Enquête sur le SC Bastia : des membres de l'ancienne direction du club placés en garde à vue

Quatre personnes de l'ancienne équipe dirigeante du SC Bastia ont été placées en garde à vue et auditionnées par la direction territoriale de la police judiciaire (DTPJ) d'Ajaccio, depuis le début de la semaine. 

L'entrée d'Armand Cesari, à Furiani
L'entrée d'Armand Cesari, à Furiani © Axelle Bouschon / FTV

Quatre ex-administrateurs ou anciens dirigeants du SC Bastia ont été placés en garde à vue par la direction territoriale de la police judiciaire (DTPJ) d'Ajaccio, depuis le début de la semaine.

Ces gardes à vues se sont terminées ce mercredi soir. Les dirigeants, dont l'ex-président Pierre-Marie Geronimi, ont été remis en liberté sans présentation à un juge d'instructeur.

L'enquête, confiée au pôle économique et financier (PEF) du tribunal de grande instance de Bastia, doit faire la lumière sur les délits financiers du club, qui ont causé sa relégation en National 3 et une liquidation judiciaire, en 2017.

D'autres auditions

Ces gardes à vue font suite à une autre série d'auditions. La semaine dernière, les policiers de la division des affaires économiques et financières de la PJ d'Ajaccio avaient entendu trois anciens employés du club.

Aucune mise en examen n'a fait suite à ces gardes vue. L'objectif pour les enquêteurs était notamment de savoir comment fonctionnait l'établissement et où se vend la plus grande partie des marchandises.

Dans le cadre de cette enquête, Joseph Lorenzoni, l'ancien comptable du Sporting, et Antoine Vincenti, le commissaire aux comptes, avaient déjà été mis en examen, en 2019, pour "faux, complicité de banqueroute, complicité de présentation de comptes annuels inexacts et participation à une association de malfaiteurs en vue de préparation d'un ou plusieurs délits", et "non-révélation de faits délictueux par le commissaire aux comptes et participation à une association de malfaiteurs en vue de la préparation d'un ou plusieurs délits".

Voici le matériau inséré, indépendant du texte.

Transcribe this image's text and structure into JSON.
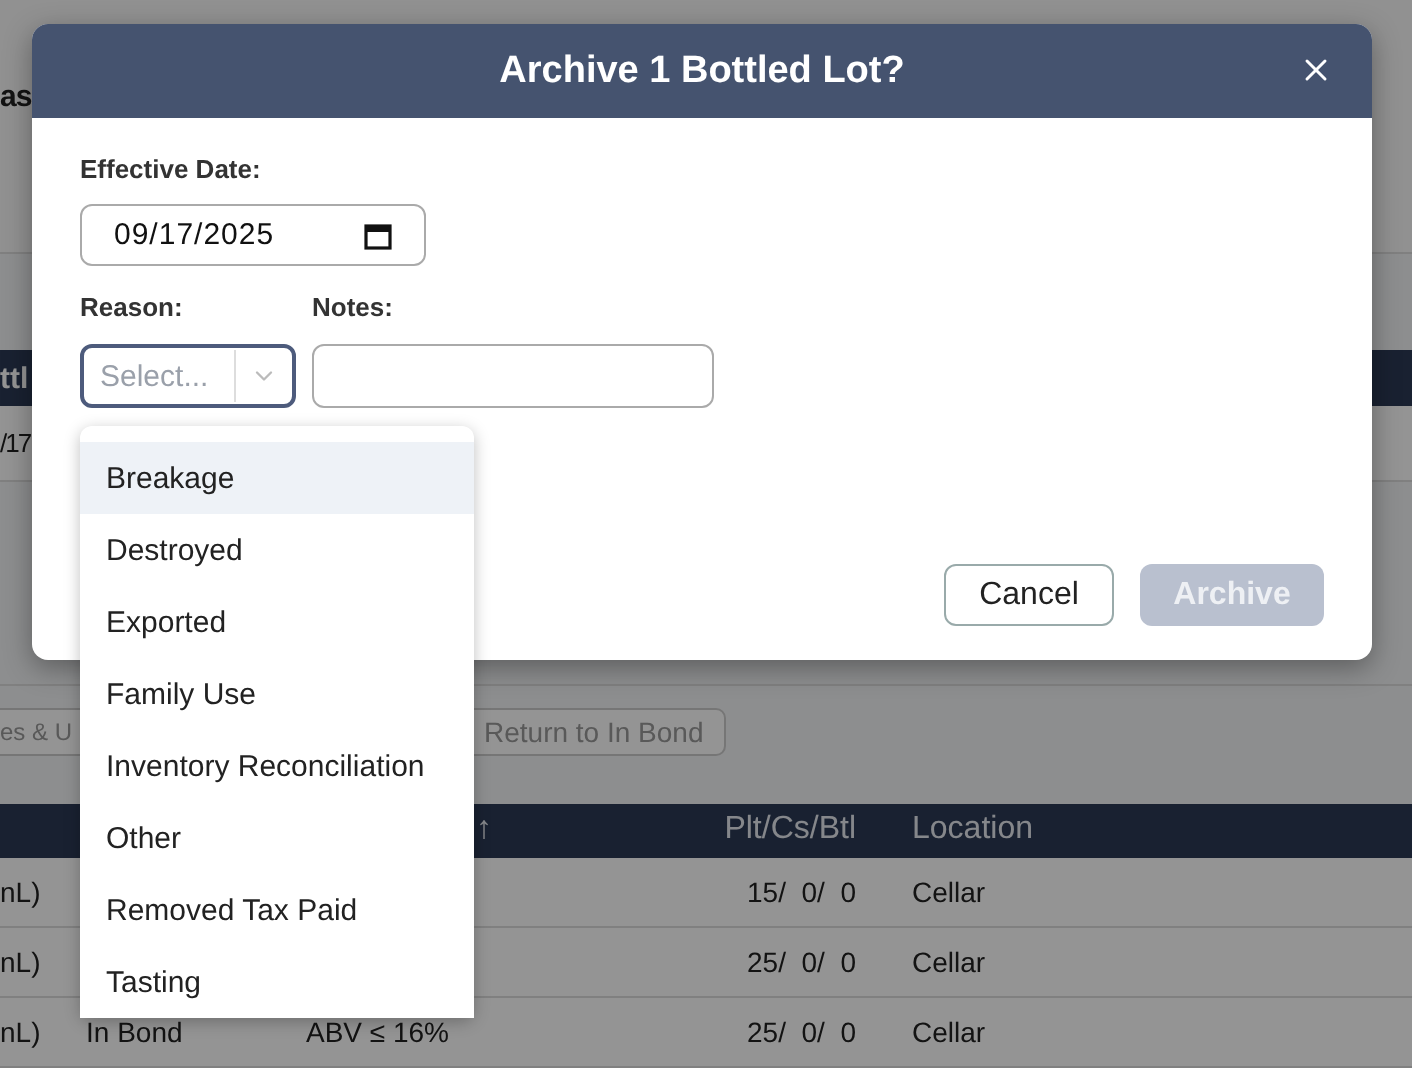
{
  "background": {
    "page_title": "as",
    "list_header": "ttl",
    "list_row": "/17",
    "toolbar_buttons": [
      {
        "label": "es & U"
      },
      {
        "label": "Return to In Bond"
      }
    ],
    "table": {
      "header": {
        "column_3": "↑",
        "column_4": "Plt/Cs/Btl",
        "column_5": "Location"
      },
      "rows": [
        {
          "column_1": "nL)",
          "column_4": "15/  0/  0",
          "column_5": "Cellar"
        },
        {
          "column_1": "nL)",
          "column_4": "25/  0/  0",
          "column_5": "Cellar"
        },
        {
          "column_1": "nL)",
          "column_2": "In Bond",
          "column_3": "ABV ≤ 16%",
          "column_4": "25/  0/  0",
          "column_5": "Cellar"
        }
      ]
    }
  },
  "dialog": {
    "title": "Archive 1 Bottled Lot?",
    "effective_date": {
      "label": "Effective Date:",
      "value": "09/17/2025"
    },
    "reason": {
      "label": "Reason:",
      "placeholder": "Select...",
      "open": true
    },
    "notes": {
      "label": "Notes:"
    },
    "buttons": [
      {
        "label": "Cancel",
        "kind": "secondary",
        "disabled": false
      },
      {
        "label": "Archive",
        "kind": "primary",
        "disabled": true
      }
    ]
  },
  "reason_options": [
    {
      "label": "Breakage",
      "selected": true
    },
    {
      "label": "Destroyed",
      "selected": false
    },
    {
      "label": "Exported",
      "selected": false
    },
    {
      "label": "Family Use",
      "selected": false
    },
    {
      "label": "Inventory Reconciliation",
      "selected": false
    },
    {
      "label": "Other",
      "selected": false
    },
    {
      "label": "Removed Tax Paid",
      "selected": false
    },
    {
      "label": "Tasting",
      "selected": false
    }
  ]
}
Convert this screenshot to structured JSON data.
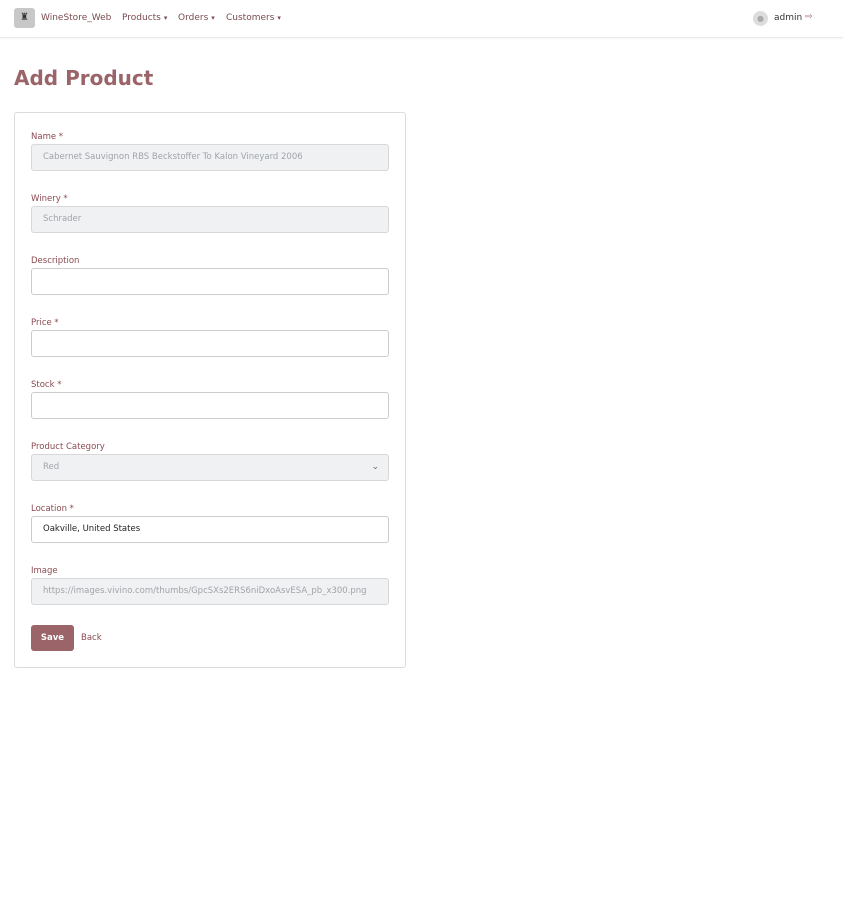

Un an plus tard, des fonctionnaires des impôts avaient été placés en garde à vue pour tenter de comprendre pourquoi le club avait pu bénéficier d'aménagement d'impôts pendant des années et s'il y avait eu un "soutien abusif" des services fiscaux.

A l'issue de la saison 2016-2017 de Ligue 1, le club corse affichait une dette de 21 millions d'euros. Il avait été relégué administrativement en National 3, en septembre 2017.